On 7 February 2017 the Government published its long awaited Housing White Paper entitled ‘Fixing our broken housing market’ with a number of issues outlining the Government’s plan to improve safeguards in the Private Rented Sector and make renting fairer for tenants.
Over 4 million households now rent their home from a private landlord, which is nearly twice as many as ten years ago. Standards in the private rented sector are reported to remain below those in the social and owner occupied sectors, but are improving with just 28% of homes now non-decent compared to 37% in 2010. The Government say that an increasing number of private tenants (65%) are happy with their tenure, compared to 48% in 2004-05.
Pages 61 and 62 outline the Government’s focus on driving up safety and standards in the private rented sector, banning letting agent fees to tenants, and promoting longer tenancies. Here are the Government’s proposals in more detail and what we think about them:
The Government reiterated that they will consult early this year, ahead of bringing forward legislation as soon as Parliamentary time allows, to ban letting agent fees to tenants. Officials in Whitehall believe this will improve competition in the market and give renters greater clarity and control over what they pay.
ARLA Propertymark does not support the ban on letting agents’ fees to tenants. Our policy paper and research sets out why banning fees would be bad for landlords, letting agents and tenants.
The Government will implement measures introduced in the Housing and Planning Act 2016, which will introduce banning orders to remove the worst landlords or agents from operating, and enable local councils to issue fines as well as prosecute. We expect banning orders to come into force on 1 October 2017.
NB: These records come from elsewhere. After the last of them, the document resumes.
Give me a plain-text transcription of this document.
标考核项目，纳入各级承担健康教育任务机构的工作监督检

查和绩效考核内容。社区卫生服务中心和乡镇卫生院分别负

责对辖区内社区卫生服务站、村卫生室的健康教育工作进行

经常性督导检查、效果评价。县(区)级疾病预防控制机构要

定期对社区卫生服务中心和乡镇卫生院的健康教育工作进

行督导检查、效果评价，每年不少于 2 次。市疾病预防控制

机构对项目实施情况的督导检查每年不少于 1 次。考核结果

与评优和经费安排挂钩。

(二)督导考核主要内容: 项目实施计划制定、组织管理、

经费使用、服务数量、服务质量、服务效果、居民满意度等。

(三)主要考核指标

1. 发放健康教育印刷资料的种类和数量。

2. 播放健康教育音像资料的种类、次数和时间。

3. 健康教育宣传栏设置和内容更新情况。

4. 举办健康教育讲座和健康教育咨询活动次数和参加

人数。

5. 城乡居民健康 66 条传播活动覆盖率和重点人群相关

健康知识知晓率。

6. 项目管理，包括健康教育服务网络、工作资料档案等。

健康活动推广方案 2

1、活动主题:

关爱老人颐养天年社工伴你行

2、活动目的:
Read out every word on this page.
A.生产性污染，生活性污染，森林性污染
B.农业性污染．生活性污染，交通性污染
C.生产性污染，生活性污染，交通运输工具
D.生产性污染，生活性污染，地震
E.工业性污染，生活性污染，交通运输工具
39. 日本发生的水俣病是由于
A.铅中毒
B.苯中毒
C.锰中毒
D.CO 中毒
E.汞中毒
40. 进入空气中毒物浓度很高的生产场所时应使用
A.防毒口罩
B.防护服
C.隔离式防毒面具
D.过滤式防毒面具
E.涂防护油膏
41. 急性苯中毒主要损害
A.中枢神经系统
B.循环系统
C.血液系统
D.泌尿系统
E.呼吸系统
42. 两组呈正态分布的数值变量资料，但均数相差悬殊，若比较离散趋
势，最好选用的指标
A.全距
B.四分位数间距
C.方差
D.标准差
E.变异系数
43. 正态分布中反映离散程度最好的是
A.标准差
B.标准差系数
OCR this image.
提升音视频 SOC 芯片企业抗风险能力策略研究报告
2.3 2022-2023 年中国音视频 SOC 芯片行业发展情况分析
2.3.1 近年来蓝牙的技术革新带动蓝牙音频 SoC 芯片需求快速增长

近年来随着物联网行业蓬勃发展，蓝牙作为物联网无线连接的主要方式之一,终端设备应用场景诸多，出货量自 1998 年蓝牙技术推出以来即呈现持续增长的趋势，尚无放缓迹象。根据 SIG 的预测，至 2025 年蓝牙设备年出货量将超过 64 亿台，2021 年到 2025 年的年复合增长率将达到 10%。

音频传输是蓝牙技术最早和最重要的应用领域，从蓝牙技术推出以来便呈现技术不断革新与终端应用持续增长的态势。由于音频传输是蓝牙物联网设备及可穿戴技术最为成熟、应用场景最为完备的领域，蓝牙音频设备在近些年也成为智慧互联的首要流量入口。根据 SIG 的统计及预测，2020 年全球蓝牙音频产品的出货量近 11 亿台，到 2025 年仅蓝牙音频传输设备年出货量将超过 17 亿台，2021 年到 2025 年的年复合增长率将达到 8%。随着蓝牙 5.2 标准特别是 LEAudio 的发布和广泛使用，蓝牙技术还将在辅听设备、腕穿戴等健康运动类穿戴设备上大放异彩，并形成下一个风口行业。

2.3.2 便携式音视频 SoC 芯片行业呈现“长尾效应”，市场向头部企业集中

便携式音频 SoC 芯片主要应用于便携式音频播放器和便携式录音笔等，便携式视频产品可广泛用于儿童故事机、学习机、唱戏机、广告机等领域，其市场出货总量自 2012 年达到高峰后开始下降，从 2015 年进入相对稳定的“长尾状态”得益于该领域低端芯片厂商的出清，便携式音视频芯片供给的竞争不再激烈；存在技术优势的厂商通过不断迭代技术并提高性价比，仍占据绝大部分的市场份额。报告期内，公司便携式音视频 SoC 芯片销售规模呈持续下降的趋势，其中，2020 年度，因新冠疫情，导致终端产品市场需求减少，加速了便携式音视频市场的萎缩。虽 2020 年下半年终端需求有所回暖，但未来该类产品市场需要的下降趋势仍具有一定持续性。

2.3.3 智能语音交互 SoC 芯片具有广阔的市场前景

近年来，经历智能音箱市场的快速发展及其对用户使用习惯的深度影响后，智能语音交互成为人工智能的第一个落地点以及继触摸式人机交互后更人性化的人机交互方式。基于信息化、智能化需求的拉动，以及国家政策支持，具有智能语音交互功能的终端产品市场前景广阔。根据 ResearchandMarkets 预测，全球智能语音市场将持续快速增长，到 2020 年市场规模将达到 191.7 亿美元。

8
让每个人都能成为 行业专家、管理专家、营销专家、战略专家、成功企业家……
Read our response to the Government on their proposed banning order offences
Client Money Protection
ARLA Propertymark is very pleased that the Government is considering whether they should take action to make client money protection mandatory for all letting agents.
We have led the campaign for mandatory CMP and we hope that the Government will introduce the compensation scheme which recompenses landlords and tenants should an agent misappropriate their rent, deposit or other client funds. The Government will set out next steps on this shortly.
Mandatory electrical safety checks
The Government are considering whether they should take action to mandate electrical safety checks for rented properties. ARLA Propertymark has attended meetings with the Government and industry experts to help shape the rules.
We agree with the concept of mandatory electrical inspections in all private rented property – with a certificate every five years. However, we have said loud and clear that a greater emphasis must be placed on the practical implementation of current rules against the working practices of letting agents and the capacity for the local authorities to enforce these rules before more extremely prescriptive legislation is introduced.
Housing in Multiple Occupation
The Government have set out their plans to extend mandatory licensing of Houses in Multiple Occupation (HMOs) and recently consulted on the matter.
ARLA Propertymark responded to the Government’s consultation. We have warned of the unintended consequences of plans to extend the scope of mandatory licensing of HMOs.
We understand that the Government is currently analysing the results of the consultation and Ministers will be making an announcement shortly. Fortunately, they will not be implementing the proposed HMO legislation changes this April! Nevertheless, Ministers are keen to see legislation implemented at some point this year.
Build to rent and longer term tenancies
The Government is proposing to make the private rented sector more family-friendly by taking steps to promote longer tenancies on new build rental homes. The Government is separately consulting on a range of measures to support more Build to Rent developments.
Commenting, David Cox ARLA Propertymark CEO, said:
“ARLA welcomes the Government’s plans to encourage more institutional investment to boost the number of properties available for rent. Any proposals that increase supply should be applauded. However, this approach should not be at the expense of small landlords who make up the bulk of the private rented sector. Experience has shown that, even in countries where institutional investment in the PRS has been encouraged, it still only makes up a small part of the sector. Small landlords are vital to the health of our rental sector.”